Escola biofílica para estimular a saúde e o aprendizado


Convivo com a Arquitetura desde 1974, quando entrei no vestibular na UnB, e como arquiteta desde 1982 quando me formei na UFRGS. Aprendi várias coisas na vida acadêmica e outras tantas na prática profissional. E ainda me surpreendo como se consegue ser criativo em achar nomes para práticas tão antigas e de bom senso.
A última foi um termo bacana chamado de Biofilia. Li um artigo sobre uma escola na Holanda, projetada pelo estúdio ORGA que usa princípios biofílicos para estimular a sinergia das crianças com o aprendizado e fomentar saúde e concentração.
Mas o que seria exatamente a biofilia? 
A definição seria "amor à vida; instinto de preservação, de conservação". É obvio que se nos debruçarmos para a vida urbana que construímos nas últimas décadas principalmente, vamos entender porque o apelo ao resgate de "elementos do mundo natural" faz muito sentido. O uso de materiais naturais e o uso da correta insolação, aproveitando a luminosidade natural fazem com que nossas reações aos prédios sejam mais saudáveis.
Saudável, porque materiais naturais e de base biológica, calor e umidade regulam e também não contêm substâncias tóxicas. Além disso, os padrões e texturas em materiais naturais estão ligados pela natureza à natureza. Por exemplo, a madeira tem benefícios visuais e táteis: um interior de madeira parece quente e relaxado, mas também o convida a tocá-lo. O material ativa os sentidos e estimula a percepção, principalmente quando combinado com formas orgânicas. Isso dá à sala um efeito calmante, reduz o estresse e diminui a freqüência cardíaca.(site ORGA)

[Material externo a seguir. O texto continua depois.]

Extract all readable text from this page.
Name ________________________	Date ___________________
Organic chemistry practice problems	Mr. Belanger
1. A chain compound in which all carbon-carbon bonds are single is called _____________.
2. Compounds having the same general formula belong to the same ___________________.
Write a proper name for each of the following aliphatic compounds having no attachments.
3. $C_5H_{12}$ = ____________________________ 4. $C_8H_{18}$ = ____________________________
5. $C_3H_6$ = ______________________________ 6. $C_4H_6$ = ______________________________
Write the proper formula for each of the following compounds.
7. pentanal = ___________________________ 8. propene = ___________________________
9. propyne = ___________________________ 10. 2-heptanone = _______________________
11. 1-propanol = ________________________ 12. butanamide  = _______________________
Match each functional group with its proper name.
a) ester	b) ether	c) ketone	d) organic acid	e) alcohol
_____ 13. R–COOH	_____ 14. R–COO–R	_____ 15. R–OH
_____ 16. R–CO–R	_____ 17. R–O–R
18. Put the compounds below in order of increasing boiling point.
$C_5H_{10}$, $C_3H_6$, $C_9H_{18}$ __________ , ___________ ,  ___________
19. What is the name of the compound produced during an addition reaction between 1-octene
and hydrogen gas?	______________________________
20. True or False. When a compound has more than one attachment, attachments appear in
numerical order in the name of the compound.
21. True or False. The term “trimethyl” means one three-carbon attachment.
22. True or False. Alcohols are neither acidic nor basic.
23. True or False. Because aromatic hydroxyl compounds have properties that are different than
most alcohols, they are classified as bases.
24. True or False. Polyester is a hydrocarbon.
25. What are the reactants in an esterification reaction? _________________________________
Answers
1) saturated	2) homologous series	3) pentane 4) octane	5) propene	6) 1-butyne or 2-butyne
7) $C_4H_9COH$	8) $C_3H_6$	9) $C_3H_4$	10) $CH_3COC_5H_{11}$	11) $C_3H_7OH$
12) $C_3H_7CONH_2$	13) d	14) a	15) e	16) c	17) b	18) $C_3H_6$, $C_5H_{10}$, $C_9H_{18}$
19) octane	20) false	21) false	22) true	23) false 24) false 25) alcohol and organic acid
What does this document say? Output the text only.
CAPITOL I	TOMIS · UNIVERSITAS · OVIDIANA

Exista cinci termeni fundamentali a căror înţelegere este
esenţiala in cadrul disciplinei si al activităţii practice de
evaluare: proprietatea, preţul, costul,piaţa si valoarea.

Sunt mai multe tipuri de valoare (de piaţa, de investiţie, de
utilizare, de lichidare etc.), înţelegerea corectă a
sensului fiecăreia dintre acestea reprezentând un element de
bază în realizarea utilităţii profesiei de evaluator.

O contato com a natureza torna nossa capacidade de aprendizagem mais aguçada, pois permite uma relação equilibrada com o meio ambiente, fomentando também a busca, a descoberta e as interações sociais. Lembro que estudei nos primeiros prédios provisórios da UnB, com salas de aula que davam para jardins e a experiência era fascinante. Me lembra um pouco as histórias que lia sobre filósofos gregos que falavam com discípulos sob as árvores.   

A escola em questão usa madeira, tijolos de barro, telhados verdes, captura água da chuva para o sistema de descarga de vasos sanitários. A ventilação é natural e permite uma temperatura ambiente amena. Os materiais utilizados podem ser reaproveitados ou absorvidos pela natureza em caso de descontinuidade da escola.